La police a empêché vendredi soir à Pékin la tenue de ce qui devait être le premier concours de beauté gai en Chine et dont l'annonce avait été saluée comme une ouverture dans un pays où l'homosexualité reste un sujet d'opprobre

«L'événement a été annulé», a annoncé à l'AFP Wei Xiaogang, qui devait être membre du jury devant départager huit hommes concourant pour le titre de «Mr Gay».

Le vainqueur du concours de beauté gay - une première en Chine et qui comprenait une épreuve en sous-vêtements - devait représenter son pays à la compétition mondiale Mr Gay, en Norvège en février.

En début de soirée les organisateurs tentaient toujours de négocier, mais sans trop d'espoir, avec la police, arrivée juste avant le début de la soirée «sans prévenir», a raconté l'un d'eux, Ryan Dutcher.

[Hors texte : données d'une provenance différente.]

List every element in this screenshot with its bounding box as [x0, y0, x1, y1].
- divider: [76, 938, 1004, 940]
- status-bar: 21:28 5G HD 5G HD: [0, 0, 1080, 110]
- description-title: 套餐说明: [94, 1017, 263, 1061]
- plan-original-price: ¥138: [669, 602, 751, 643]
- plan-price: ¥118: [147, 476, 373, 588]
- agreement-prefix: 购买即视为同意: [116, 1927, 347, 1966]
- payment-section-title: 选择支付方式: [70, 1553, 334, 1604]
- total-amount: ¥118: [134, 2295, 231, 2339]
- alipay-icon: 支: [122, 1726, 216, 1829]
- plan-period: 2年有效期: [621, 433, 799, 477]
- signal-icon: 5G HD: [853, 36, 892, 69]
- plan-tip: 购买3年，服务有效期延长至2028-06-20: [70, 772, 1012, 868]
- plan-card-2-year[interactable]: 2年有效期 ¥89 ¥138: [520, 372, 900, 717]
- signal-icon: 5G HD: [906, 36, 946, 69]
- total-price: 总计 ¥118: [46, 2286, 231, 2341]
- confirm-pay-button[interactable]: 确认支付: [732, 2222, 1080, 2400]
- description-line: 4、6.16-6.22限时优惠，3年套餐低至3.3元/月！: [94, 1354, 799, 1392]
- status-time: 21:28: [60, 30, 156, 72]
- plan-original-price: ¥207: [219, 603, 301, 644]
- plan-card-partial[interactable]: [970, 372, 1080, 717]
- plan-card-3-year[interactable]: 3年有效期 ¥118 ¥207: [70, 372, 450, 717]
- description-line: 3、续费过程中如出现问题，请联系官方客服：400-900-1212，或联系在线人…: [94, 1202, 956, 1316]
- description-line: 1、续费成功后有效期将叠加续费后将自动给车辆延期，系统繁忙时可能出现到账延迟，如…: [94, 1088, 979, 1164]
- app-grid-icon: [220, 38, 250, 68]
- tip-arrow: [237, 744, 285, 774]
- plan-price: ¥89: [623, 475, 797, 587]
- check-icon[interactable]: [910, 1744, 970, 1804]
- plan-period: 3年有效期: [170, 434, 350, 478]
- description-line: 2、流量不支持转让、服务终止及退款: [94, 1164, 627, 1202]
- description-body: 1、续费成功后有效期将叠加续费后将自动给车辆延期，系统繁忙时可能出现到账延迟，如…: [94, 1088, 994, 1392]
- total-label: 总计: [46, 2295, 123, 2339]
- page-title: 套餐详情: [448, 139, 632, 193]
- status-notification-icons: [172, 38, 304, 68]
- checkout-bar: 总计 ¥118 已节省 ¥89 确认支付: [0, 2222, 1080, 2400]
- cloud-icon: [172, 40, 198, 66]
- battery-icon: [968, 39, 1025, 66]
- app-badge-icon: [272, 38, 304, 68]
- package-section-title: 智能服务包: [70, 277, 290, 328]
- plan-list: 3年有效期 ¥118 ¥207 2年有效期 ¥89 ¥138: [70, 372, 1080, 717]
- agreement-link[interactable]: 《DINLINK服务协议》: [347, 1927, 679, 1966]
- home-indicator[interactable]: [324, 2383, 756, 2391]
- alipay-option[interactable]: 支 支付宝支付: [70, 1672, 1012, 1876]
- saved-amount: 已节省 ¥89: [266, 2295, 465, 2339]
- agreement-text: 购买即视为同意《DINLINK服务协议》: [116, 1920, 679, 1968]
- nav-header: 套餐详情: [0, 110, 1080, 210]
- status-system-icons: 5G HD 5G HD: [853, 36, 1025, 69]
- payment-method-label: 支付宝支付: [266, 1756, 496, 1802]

«Ils nous ont dit que nous n'avions pas les autorisations nécessaires», a expliqué M. Dutcher. «Ils craignent peut-être un peu un tel événement. Je suis très déçu mais pas vraiment surpris», a-t-il ajouté.

Dans la foule de 150 personnes, majoritairement des journalistes, qui se pressait devant la boîte de nuit branchée de la capitale devant accueillir l'événement, Jiang Bo, l'un des participants faisait également par de sa «déception intense».

«Je pensais que le gouvernement devenait de plus en plus tolérant (...) Le monde entier trouvait que la Chine faisait quelque chose de grand. Mais maintenant je crois que tout le monde va être déçu», a-t-il commenté.

La décision de Jiang, membre de la minorité ethnique Tujia, de se présenter au concours avait été un défi personnel.

Sa famille ne sait toujours qu'il est homosexuel et il espérait qu'elle ne l'apprendrait pas à l'occasion de sa participation à «Mr Gay China».

«Cela serait tellement embarrassant pour toute la famille, ils perdraient la face, dit-il.

Ben Zhang, organisateur de «Mr Gay Chine», avait espéré, avant l'annulation, que le concours «encourage ceux qui restent encore dans leur coin à se sentir mieux avec leur sexualité».

Même si la vie des homosexuels s'est améliorée ces dernières années, surtout dans les grandes villes, beaucoup restent cachés ou se marient sous la pression de leurs parents, une situation aggravée par la politique de l'enfant unique.

Selon le China Daily, une centaine d'homosexuels ont protesté en août à Canton (sud) contre les tentatives de la police de les expulser d'un parc public.

Le pays compterait 20 millions d'hommes homosexuels et dix millions de lesbiennes, selon des experts chinois.

L'homosexualité était un crime jusqu'en 1997 et n'est plus considérée comme une maladie mentale depuis 2001 seulement. Depuis, la visibilité des homosexuels dans la société s'est accrue.

En juin, a eu lieu à Shanghai le premier festival de la fierté gay, de manière encore discrète et avec des événements annulés par les autorités.

«Même si la participation à ces événements est limitée, les informations sont diffusées largement sur Internet et dans les (autres) médias», relève Patrick Bao, un étudiant de l'Université de Sydney qui mène des recherches sur la culture gay en Chine.

«Ces événements ont un impact important sur les gais en Chine. Ils semblent inspirés et encouragés par eux», dit Bao, homosexuel et chinois.

Mercredi, le quotidien officiel en anglais China Daily avait publié en «une» la photo du premier «mariage» homosexuel dans le pays. L'union entre Zeng Anquan, un architecte divorcé de 45 ans, et Pan Wenjie, un soldat démobilisé de 27 ans, a eu lieu le 3 janvier dans un bar gay de la ville de Chengdu (sud-ouest).

La Chine ne reconnaît toutefois pas les unions homosexuelles.

Le mois dernier, le premier bar homo, soutenu par le gouvernement, a été ouvert à Dali, ville touristique du Yunnan (sud-ouest), afin de promouvoir les efforts de prévention face au sida.